The new data comes a day after China and the United States signed an initial trade deal on Wednesday, marking something of a ceasefire in the trade dispute between the world's two largest economies.
However, despite falling to a new low since 1990, when political turmoil drove economic growth down to 3.9%, the 6.1% rate met the target range of between 6.0% and 6.5% set by the central government at the beginning of last year, but was below the market expectation of 6.2%.
The growth rate was in line with forecasts from the International Monetary Fund and the World Bank for China's economic growth for 2019.
While policymakers in Beijing may be relieved to have kept the official growth rate above the psychologically important 6.0% mark, more challenges await in 2020.
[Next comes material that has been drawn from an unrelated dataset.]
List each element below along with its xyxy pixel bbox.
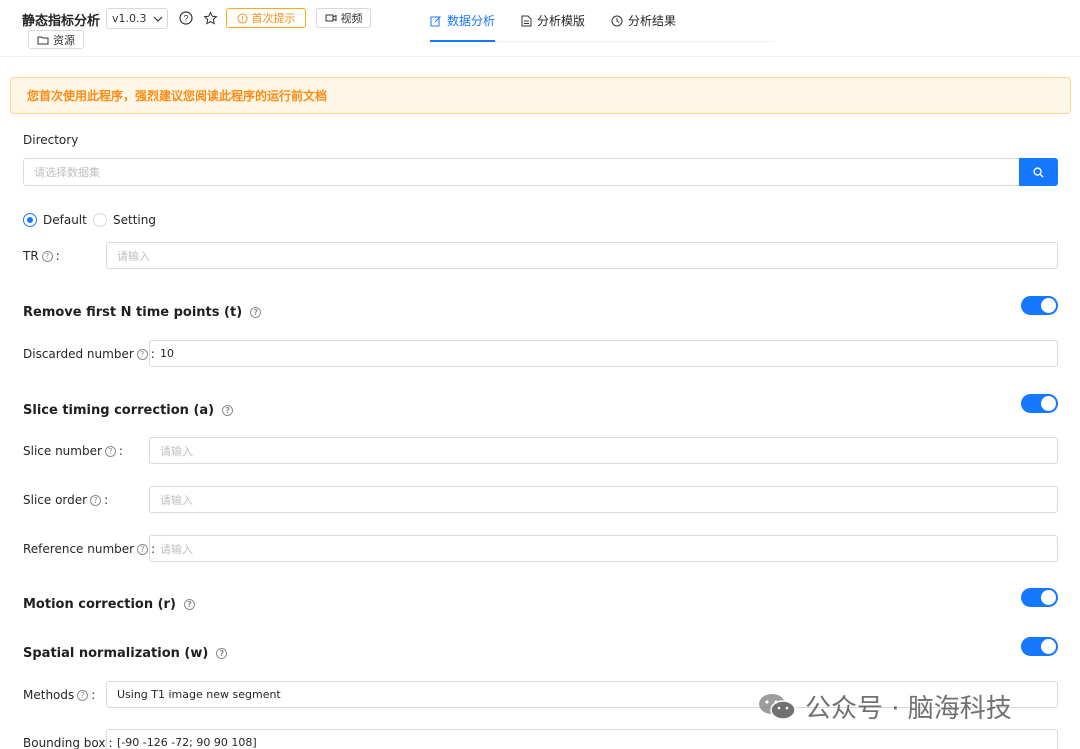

The trade deal will take some of the pressure off, with China set to launch a huge purchasing program that will drive up its imports from the US, but structural problems remain.
Furthermore, many are doubtful about the prospects of the deal holding.
"The phase one deal is only an interim agreement between China and the US. In fact, to push for negotiation in the next stage, the US will keep existing tariffs on imports from China unless the two countries manage to reach a phase two deal," said Alicia Garcia Herrero, chief Asia-Pacific economist at Natixis, a corporate and investment bank.
"In the bilateral evaluation and dispute resolution chapter, the agreement also makes it clear that, if the concerns cannot be resolved, the two parties hold the right to suspend an obligation, adopt a remedial measure, or in the worst case, withdraw from the agreement."
Chinese policymakers used tax cuts and monetary stimulus to step up efforts to curb a prolonged economic downturn last year.
However, the phase one deal led central bank officials to tell a press conference in Beijing on Thursday that its monetary policy would remain "prudent" through this year.
"We expect Beijing to introduce more easing measures and stimulus in coming months, but the scale of the stimulus package will likely be much smaller than those in previous easing cycles. We believe quarterly GDP growth of below 6.0% is inevitable in coming quarters," wrote Nomura analysts in a note.
However, at a press conference in Beijing on Friday morning, Ning Jizhe, an NBS spokesman, focused on the fact that China's per capita income rose above $10,000 last year for the first time in history, claiming that "China's pace of progress is unstoppable."